# Brazos DLX Baffle



## BackYardSmoke (Jun 20, 2022)

I see lots of people cutting the baffle out of the brazos due to uneven grate temps. My DLX came with a tuning plate that when up to temp seems to keep it really close end to end. Is that tuning plate something new, because I never hear anyone mention it. I also bought it new from a smoker/grill shop out of texas since academy was not shipping so it is factory currently. I just didnt want to mod a 1300 dollar smoker until it was necessary.


----------



## bauchjw (Jun 20, 2022)

I highly recommend not modifying it if it works for you. Especially if it’s keeping even temps and built by craftsman that care. I’m not familiar with your smoker, but if you have a tuning plate it may because they heard about the mods and adjusted. IMHO mods should only be done if you are having problems that can’t be addressed with change in technique.


----------



## BigBoomBBQ (Jun 21, 2022)

Do you happen to have any pictures of your new Brazos DLX?  I'm particularly interested in seeing the tuning plate installed instead of the baffle.  I was looking to purchase this exact same smoker and was going to cut out the baffle and also extend the smoke stack by about 6-8".  I ran into the same issue with Academy Sports and I contacted Old Country BBQ by email.  They replied back and said they are not currently shipping any of their smokers but there was a shop in Texas (Texas Star Grill Shop) that had some in stock.  Is this where you bought yours?  I'm guessing they made a design change because so many customers were making modifications.  I was going to buy from the Texas shop, but they what to charge me $500 for shipping (to Indiana).


----------



## Newglide (Jun 21, 2022)

I have a OC Pecos and did as many other old country users do is add in a tuning plate. Some have moved the plate from the firebox and use it as the tuning plate. In my case it did even out the temps across the cook chamber like you are saying. It also keeps the heat toward the bottom of the cook chamber and on longer cooks the bottom has a tendency to burn if I don't flip the meat. Things like a pork butt I put the fat cap down so I don't have to flip and that helps insulate the meat.
I've seen a bunch of videos where they cut the baffle and extend the stack. I've been a little hesitant to cut on my smoker for the reasons that 

 bauchjw
 gave.
All offsets have their quirks. That's part of it, you learn their quirks and use them to your advantage or learn to work around them


----------



## BackYardSmoke (Jun 21, 2022)

BigBoomBBQ said:


> Do you happen to have any pictures of your new Brazos DLX?  I'm particularly interested in seeing the tuning plate installed instead of the baffle.  I was looking to purchase this exact same smoker and was going to cut out the baffle and also extend the smoke stack by about 6-8".  I ran into the same issue with Academy Sports and I contacted Old Country BBQ by email.  They replied back and said they are not baffleicurrently shipping any of their smokers but there was a shop in Texas (Texas Star Grill Shop) that had some in stock.  Is this where you bought yours?  I'm guessing they made a design change because so many customers were making modifications.  I was going to buy from the Texas shop, but they what to charge me $500 for shipping (to Indiana).
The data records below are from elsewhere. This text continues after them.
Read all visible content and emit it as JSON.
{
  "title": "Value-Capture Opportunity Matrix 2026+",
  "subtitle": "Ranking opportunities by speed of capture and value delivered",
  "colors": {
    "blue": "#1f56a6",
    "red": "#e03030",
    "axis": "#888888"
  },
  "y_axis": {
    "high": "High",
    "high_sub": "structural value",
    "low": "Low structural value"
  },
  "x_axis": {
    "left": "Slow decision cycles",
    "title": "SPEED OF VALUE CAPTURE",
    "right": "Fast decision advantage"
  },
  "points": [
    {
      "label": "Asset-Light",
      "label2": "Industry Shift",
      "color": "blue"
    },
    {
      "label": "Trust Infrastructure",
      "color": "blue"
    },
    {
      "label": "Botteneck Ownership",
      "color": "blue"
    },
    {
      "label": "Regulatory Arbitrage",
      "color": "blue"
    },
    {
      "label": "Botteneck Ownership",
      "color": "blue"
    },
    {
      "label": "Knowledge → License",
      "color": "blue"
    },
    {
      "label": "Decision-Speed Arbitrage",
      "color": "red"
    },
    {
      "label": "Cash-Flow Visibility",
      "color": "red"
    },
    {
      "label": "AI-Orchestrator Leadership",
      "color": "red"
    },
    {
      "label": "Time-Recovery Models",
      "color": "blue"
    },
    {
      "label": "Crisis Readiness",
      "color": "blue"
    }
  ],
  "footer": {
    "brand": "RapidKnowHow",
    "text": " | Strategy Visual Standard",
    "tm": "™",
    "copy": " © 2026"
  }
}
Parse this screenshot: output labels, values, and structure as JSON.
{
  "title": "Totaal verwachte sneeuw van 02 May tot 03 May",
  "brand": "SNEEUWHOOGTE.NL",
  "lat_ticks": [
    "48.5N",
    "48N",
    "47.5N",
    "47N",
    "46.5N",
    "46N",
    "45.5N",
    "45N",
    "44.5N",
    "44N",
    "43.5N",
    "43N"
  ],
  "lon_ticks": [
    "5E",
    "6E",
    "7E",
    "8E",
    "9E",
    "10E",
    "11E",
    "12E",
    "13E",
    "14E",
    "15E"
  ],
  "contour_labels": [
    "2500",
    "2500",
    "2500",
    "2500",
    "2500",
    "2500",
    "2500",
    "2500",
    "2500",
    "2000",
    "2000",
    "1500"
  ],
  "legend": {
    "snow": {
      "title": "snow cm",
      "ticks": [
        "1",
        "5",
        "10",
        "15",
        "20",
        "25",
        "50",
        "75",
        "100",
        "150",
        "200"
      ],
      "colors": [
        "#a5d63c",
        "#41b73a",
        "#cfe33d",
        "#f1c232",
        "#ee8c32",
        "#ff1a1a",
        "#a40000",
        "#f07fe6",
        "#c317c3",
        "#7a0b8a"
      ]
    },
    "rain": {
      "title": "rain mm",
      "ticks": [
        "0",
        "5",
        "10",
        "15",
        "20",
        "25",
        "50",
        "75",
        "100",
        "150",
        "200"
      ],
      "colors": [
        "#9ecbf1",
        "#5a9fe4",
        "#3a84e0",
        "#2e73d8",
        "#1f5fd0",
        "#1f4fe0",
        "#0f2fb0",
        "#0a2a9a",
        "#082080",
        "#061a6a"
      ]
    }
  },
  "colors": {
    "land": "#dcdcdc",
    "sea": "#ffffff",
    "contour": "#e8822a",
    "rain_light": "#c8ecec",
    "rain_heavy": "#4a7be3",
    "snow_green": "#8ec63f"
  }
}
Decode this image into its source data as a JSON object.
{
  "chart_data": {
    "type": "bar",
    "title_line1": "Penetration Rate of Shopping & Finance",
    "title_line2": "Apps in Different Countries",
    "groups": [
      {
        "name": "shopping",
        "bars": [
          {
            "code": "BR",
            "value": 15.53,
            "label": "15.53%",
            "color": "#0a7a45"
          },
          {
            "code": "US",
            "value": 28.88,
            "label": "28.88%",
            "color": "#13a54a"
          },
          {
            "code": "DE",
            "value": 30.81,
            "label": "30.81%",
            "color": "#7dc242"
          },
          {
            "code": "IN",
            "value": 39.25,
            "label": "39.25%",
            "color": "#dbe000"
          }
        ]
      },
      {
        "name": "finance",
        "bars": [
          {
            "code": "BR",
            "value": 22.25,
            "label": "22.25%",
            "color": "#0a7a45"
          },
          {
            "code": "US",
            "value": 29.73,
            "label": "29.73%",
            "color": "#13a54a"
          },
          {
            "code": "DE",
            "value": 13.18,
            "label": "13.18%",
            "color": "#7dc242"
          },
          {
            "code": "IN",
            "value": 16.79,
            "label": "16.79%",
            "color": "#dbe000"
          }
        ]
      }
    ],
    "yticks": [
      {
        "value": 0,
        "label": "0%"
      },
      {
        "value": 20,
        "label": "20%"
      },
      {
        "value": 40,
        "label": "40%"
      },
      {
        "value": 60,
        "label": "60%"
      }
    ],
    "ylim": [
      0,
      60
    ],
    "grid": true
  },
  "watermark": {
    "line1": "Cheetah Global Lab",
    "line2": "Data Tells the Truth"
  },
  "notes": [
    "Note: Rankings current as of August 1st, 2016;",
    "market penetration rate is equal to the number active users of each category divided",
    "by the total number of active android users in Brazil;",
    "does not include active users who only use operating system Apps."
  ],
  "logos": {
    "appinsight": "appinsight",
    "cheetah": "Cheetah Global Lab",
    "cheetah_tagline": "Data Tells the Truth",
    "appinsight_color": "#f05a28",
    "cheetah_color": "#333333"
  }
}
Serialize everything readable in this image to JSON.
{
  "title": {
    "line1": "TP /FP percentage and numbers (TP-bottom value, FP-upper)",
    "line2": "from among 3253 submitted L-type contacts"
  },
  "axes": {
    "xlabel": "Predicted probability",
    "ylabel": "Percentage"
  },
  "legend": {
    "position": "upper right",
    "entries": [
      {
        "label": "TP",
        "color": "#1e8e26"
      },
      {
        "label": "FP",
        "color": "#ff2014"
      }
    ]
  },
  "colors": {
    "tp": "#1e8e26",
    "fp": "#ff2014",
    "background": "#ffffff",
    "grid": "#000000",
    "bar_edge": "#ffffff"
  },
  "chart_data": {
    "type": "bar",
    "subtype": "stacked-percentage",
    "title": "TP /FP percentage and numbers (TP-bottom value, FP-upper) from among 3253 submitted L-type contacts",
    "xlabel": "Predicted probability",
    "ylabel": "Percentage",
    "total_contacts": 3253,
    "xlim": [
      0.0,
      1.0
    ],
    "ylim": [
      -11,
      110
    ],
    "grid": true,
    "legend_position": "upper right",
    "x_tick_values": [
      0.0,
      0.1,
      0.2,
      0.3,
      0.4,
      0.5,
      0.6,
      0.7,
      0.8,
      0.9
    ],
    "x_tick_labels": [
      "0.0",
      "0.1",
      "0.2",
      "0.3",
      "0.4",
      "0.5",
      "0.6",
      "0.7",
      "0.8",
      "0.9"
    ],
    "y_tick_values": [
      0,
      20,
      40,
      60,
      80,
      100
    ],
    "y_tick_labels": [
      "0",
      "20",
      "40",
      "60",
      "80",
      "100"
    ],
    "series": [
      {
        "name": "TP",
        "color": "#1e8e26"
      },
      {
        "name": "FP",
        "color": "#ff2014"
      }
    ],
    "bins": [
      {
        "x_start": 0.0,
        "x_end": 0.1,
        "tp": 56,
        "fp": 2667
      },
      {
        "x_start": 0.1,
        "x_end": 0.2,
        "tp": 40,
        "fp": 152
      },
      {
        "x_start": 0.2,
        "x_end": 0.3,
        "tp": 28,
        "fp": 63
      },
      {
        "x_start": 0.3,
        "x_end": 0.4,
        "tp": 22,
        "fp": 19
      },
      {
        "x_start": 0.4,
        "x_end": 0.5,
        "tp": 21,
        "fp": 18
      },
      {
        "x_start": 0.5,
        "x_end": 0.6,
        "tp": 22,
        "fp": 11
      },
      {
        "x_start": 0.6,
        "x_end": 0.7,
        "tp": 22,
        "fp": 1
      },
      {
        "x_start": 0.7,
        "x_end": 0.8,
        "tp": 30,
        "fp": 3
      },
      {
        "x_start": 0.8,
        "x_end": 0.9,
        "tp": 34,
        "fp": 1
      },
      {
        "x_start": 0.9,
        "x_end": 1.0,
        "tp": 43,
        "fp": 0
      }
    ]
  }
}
They still have the baffle but also include a 1/4 inch tuning plate with holes drilled in the first half of the plate. It took about an hour for the smoker the smoker to level out. The end closest to the stack got hot first and then the tuning plate heated up and it leveled out. When the fire dies down the smoke stack end cools first before the tuning plate end which makes sense. I bought an OK joe while waiting to find a Brazos and currently have it for sale. After 8 months I finally bought the Brazos from Texas Grill and paid the same as you for shipping to PA. I have added a stack extension and am going to do more cooks before I remove the baffle. Not sure how I feel about the bottom up cooking. I can always cut the baffle and if needed, and tack it back in but not in a rush to cut a product I paid a premium price for. All and all it is what I was looking for even if it was way more than I expected.


----------



## Messenger (Jul 15, 2022)

BackYardSmoke said:


> I see lots of people cutting the baffle out of the brazos due to uneven grate temps. My DLX came with a tuning plate that when up to temp seems to keep it really close end to end. Is that tuning plate something new, because I never hear anyone mention it. I also bought it new from a smoker/grill shop out of texas since academy was not shipping so it is factory currently. I just didnt want to mod a 1300 dollar smoker until it was necessary.


I have a normal Brazo's and recently cut out that plate that covers the opening to the firebox.  Before I did this, my meat would always char on the bottom side, especially ribs, because all that hot air was being forced down and hitting the underside of the meat.  After I took out that plate, I don't have  that issue anymore.

Though, there are new issues now.  For one, it is much harder for me keep a steady temperature on the smoker.  Some of this has to do with my default thermometer placement that isn't exactly grate level so it is not getting hit with all that hot air.  I plan on putting in a couple of grate level tel trus and seeing if the temp at grate level is steady.  I also haven't been using a water pan, yet.  I think with the addition of the water pan it will help regulate the temps a bit more, acting like a bit of a heatsink.

I also added that 24 inch stove pipe extension which is a must.  it increases my Brazos draw so much better.


----------